Re:This is hardly news... (Score:3, Informative)
Microsoft describes what
".NET is the Microsoft solution for XML Web services, the next generation of software that connects our world of information, devices, and people in a unified, personalized way.
There's nothing more to it than that, really --
Re:Confusion? (Score:3, Informative)
C++ is not designed with these constraints in mind. Managed C++ is, basically, C++ following those constraints (and is a mess). C# is a new language designed around those constraints, using similar syntax to C++ and Java (to make it easier to learn). VB.NET is a rewrite of Visual Basic that gives it a lot of the power of C++, but retains some of VB's simpler syntax (to make it easier to learn). They're not different only in syntax, though...there are differences in rules and functions as well. Sure, you can write programs that do the same things in VB.NET as in C#, but some things are easier in one than the other...which has pretty much always been the case with different programming languages.

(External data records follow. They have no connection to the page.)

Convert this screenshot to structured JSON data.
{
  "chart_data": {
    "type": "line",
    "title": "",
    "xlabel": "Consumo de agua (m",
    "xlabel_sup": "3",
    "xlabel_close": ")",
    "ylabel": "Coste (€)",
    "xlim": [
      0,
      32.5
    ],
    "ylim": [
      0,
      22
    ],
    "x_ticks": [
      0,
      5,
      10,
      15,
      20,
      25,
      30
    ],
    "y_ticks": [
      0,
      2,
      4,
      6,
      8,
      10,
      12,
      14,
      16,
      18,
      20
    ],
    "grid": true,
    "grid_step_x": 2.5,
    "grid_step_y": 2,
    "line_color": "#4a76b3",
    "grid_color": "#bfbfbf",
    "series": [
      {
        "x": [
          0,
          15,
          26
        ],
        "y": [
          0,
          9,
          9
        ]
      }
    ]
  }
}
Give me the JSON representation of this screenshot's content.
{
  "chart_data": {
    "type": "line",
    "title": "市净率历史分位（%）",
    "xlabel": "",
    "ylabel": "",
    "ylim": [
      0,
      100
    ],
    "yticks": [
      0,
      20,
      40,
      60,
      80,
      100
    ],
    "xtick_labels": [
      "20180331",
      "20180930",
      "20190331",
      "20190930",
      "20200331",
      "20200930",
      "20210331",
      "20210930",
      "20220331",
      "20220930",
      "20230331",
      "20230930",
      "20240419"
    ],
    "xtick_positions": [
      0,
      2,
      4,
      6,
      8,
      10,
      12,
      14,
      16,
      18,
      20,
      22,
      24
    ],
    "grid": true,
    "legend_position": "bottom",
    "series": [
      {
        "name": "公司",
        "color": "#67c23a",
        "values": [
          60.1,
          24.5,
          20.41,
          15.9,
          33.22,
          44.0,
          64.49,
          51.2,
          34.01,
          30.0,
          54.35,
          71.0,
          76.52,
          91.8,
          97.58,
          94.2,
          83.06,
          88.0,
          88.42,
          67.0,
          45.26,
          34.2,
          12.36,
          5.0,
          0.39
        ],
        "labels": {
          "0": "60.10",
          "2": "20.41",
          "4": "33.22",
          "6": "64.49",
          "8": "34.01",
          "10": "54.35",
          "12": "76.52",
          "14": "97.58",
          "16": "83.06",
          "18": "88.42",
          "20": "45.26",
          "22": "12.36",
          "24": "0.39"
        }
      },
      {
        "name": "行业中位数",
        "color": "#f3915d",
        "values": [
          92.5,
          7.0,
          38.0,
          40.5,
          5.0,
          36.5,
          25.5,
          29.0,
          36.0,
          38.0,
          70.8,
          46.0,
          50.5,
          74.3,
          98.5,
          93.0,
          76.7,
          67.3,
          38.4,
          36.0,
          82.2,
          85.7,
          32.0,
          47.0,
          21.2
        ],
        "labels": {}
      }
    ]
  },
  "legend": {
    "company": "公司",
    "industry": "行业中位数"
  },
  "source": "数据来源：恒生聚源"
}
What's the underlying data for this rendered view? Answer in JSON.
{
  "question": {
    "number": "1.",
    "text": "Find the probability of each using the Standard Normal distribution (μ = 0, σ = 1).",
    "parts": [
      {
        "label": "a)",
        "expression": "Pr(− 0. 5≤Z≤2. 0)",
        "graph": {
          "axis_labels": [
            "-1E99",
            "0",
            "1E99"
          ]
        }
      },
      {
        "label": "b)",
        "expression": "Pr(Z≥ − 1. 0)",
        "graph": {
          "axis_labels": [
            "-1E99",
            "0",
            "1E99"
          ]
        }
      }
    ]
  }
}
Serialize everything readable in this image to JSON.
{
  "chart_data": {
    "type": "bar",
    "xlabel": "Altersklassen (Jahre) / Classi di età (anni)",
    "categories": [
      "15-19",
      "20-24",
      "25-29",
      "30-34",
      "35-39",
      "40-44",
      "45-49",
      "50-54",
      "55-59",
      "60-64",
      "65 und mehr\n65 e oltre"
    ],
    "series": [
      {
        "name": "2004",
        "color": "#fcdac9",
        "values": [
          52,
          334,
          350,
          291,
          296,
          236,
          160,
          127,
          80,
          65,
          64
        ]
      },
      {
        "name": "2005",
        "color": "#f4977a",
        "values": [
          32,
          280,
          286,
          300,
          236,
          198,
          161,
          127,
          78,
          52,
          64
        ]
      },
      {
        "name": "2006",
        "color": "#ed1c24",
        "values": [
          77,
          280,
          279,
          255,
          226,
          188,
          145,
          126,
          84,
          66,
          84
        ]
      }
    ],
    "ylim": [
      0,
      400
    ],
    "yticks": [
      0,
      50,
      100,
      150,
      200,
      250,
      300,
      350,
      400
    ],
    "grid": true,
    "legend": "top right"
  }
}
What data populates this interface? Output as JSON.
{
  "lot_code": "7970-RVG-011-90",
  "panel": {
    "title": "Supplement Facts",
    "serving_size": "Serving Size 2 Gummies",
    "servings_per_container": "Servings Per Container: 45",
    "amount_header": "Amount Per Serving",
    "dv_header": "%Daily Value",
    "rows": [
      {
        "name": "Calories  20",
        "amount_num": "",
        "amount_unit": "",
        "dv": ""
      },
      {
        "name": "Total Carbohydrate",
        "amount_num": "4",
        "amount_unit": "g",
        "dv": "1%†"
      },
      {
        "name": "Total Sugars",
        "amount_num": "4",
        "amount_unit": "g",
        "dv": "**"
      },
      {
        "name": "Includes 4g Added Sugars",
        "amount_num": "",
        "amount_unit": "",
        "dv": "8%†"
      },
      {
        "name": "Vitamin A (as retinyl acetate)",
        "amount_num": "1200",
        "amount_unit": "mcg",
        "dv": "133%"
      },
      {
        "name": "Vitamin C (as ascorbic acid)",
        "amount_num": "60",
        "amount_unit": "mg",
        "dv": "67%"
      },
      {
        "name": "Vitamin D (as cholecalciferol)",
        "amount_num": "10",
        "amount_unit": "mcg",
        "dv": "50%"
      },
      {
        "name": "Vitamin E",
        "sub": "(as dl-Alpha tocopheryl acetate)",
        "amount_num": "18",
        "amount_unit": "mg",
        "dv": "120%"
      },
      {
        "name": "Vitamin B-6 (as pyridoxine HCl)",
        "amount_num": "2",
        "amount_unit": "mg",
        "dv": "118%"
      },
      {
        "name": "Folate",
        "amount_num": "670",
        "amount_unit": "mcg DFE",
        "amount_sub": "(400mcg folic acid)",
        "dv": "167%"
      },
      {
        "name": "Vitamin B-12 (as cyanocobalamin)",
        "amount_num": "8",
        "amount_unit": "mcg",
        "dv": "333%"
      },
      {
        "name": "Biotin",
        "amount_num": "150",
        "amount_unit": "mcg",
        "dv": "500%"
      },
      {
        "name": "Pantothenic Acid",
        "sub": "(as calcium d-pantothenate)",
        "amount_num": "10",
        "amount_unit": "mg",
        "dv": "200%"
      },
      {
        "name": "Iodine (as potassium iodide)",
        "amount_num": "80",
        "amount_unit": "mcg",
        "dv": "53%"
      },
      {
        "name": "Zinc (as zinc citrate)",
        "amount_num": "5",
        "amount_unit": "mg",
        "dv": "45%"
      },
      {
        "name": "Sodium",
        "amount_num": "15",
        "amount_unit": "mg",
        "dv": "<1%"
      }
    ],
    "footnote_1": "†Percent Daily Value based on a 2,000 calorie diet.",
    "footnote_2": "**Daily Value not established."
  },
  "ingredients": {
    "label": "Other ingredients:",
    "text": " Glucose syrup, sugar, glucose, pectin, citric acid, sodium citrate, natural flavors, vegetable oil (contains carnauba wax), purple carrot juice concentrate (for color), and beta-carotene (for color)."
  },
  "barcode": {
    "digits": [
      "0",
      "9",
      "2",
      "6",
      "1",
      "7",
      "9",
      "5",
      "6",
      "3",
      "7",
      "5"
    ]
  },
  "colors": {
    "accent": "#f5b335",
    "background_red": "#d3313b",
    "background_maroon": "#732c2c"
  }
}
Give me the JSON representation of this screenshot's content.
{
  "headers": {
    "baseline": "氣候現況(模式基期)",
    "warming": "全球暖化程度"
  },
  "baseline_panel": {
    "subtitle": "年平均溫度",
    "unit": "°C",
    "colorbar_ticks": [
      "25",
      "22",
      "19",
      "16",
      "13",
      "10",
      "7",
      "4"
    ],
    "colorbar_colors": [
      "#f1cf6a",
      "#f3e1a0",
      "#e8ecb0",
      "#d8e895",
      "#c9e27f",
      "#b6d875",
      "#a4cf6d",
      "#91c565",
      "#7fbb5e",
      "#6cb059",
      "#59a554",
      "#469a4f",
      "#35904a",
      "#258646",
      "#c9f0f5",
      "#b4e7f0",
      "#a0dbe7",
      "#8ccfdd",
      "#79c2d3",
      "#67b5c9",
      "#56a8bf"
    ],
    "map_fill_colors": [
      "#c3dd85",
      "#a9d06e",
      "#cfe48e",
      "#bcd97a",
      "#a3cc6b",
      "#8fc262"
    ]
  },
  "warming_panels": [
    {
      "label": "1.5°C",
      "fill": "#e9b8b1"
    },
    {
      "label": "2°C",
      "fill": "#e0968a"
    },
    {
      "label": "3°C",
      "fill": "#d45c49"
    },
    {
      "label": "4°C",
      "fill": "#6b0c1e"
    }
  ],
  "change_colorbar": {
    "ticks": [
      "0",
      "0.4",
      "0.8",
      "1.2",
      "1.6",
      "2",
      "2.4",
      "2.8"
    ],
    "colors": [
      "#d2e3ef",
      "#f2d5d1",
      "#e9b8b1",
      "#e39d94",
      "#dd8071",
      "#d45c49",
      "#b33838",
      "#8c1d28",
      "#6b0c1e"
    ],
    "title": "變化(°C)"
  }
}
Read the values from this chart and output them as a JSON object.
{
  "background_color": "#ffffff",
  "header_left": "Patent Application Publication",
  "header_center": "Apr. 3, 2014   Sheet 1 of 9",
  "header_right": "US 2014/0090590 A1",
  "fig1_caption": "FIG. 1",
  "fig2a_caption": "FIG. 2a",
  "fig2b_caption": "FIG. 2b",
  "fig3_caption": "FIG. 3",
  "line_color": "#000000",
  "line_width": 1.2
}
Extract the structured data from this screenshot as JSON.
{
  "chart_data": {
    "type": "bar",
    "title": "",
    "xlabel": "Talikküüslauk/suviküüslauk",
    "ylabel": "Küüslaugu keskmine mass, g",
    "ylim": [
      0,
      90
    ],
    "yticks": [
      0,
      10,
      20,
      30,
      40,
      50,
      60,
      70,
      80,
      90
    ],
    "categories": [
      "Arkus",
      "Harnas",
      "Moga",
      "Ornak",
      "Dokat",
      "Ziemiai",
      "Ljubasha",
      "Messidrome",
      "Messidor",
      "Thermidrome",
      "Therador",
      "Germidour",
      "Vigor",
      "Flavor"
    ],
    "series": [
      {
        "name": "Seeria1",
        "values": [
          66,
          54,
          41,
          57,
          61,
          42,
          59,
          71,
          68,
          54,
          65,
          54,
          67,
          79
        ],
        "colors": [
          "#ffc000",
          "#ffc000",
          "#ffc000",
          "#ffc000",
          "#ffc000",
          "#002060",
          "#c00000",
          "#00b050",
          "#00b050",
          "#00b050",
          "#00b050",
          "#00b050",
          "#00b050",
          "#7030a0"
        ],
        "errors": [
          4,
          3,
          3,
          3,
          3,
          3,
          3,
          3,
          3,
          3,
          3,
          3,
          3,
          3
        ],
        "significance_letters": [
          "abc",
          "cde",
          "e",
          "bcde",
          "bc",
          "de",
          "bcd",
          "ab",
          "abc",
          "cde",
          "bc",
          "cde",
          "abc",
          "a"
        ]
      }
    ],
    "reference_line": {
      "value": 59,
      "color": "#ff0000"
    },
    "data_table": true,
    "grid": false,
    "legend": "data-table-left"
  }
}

Standard C++ can be compiled with /clr and will be compiled to IL bytecode, therefore using CLR. You can not, however, use standard C++ to access the .NET Framework...that requires managed C++ (or another .NET safe language).
But, C# and VB.NET aren't the only languages out there. ActiveState has Python.NET and Perl.NET, there's COBOL.NET, Fortran.NET, Forth.NET, and even Pascal.NET (and many others).
But, managed code is a new addition to .NET that requires some adoptions in the programming languages. Why didn't MS port C++ or VB6 to .NET? They pretty much did...it's called Visual C++.NET [microsoft.com] and Visual Basic.NET [microsoft.com].
Like I said, if you're not a Windows developer (which you don't seem to be), then this largely means nothing to you.